Come Euro 2012, Spain initially introduced the ‘False 9’ position to the international arena. Torres’ lack of form was blamed for the tactical innovation. He still scored three goals in that tournament and won the golden boot (football just looks weird without strikers on) – a real achievement by anyone’s standards – it was cause for optimism.
At the 2011/12 season’s end Drogba left for China and Torres shed three coats. He was to be ‘The Man’ at Chelsea. A goal in the community shield against Man City, and strikes in league against Reading, Newcastle, Norwich and Arsenal – showed that the ‘Real’ Fernando Torres was in there all along, sort of. A mini drought followed before a goal against Wolves in the Capital One Cup. Then came The Drought. He had had them before in his time at Chelsea but this felt terminal. A lucky goal against Shakhtar hardly turned his form around as it came courtesy of Donetsk keeper Oleg Pyatov rattling a clearance against him
But after 11 hours of drawing a blank in the premier league Torres’s delightful volley against Sunderlan.d ended his premier league torment and this on the back of double against FC Nordsjaelland in the Champions League. Then it happened, Chelsea won a penalty and Torres grabbed the ball. YES! Torres! He had been criticised for not being brave enough and ‘scared to miss’ by wizened old pros and pundits alike but here he was literally taking matters into his own hands as he put the ball on the spot. A purposeful run-up followed by a side-footer into the corner; it looked so easy – like shelling peas.

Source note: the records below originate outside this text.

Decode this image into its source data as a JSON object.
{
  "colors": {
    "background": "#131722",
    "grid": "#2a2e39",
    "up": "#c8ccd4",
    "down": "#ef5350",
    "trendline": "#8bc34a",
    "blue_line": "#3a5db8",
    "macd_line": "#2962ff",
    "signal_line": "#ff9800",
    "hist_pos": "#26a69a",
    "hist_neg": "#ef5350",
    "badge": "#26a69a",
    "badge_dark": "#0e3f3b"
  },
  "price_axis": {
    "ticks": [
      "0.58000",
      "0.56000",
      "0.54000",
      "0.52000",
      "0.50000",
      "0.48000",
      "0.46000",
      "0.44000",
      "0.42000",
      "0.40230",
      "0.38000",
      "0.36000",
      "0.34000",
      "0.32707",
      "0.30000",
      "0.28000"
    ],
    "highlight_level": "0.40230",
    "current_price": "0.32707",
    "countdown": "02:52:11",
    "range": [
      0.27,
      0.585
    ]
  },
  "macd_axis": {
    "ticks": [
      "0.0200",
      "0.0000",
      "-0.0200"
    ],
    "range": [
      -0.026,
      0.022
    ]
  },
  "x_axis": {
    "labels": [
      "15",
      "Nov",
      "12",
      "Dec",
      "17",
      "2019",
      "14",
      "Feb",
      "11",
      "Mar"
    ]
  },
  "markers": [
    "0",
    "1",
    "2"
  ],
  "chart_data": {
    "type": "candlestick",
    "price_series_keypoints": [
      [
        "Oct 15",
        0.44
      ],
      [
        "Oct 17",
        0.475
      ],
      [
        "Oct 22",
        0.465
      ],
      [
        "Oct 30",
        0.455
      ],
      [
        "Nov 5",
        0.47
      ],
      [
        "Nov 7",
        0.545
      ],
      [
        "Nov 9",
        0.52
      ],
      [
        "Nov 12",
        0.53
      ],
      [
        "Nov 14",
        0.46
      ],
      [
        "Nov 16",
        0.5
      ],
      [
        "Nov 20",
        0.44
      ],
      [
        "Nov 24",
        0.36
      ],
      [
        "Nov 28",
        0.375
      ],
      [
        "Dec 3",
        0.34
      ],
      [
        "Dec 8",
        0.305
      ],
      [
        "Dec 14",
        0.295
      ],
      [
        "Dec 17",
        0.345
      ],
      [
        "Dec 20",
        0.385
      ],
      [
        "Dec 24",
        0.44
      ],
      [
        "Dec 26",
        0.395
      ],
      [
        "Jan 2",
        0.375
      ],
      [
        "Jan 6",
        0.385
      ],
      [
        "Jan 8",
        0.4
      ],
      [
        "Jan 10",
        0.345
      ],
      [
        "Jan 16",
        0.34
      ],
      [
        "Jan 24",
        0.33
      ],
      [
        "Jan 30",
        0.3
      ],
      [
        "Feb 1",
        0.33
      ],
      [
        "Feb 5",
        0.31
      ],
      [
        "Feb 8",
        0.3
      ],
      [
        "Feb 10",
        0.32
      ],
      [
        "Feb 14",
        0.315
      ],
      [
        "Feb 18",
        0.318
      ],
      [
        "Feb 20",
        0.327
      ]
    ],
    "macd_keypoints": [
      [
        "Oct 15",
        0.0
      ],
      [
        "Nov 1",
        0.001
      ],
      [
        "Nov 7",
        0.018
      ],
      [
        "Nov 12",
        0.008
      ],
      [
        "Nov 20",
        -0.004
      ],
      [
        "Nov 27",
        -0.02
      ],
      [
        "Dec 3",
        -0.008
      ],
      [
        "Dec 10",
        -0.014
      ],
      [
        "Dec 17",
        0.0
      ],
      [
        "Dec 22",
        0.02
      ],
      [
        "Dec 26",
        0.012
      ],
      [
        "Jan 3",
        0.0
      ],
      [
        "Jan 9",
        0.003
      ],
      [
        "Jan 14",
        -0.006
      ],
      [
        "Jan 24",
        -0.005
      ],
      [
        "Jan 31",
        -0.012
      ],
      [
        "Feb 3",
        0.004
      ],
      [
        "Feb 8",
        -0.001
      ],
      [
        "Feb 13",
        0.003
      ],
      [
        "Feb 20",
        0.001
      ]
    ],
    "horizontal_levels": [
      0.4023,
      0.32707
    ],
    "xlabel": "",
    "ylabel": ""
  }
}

There have been false dawns before for Torres at Chelsea but this feels different. The injury-plagued Danish Champions fielding midfielders as centre-halves and an embattled Sunderland may have been seen as easier targets than most for a goal-shy striker to find the net but in that single act of grabbing the ball to take a vital penalty it seemed that, finally, Torres was a man on a mission to shape his own destiny.
And just days later at the World Club Cup he scored a goal by the virtue of a massive deflection; so now it seems like he is a man on a mission to shape his destiny whose luck is finally in.
Is it the beginning of great Torres comeback?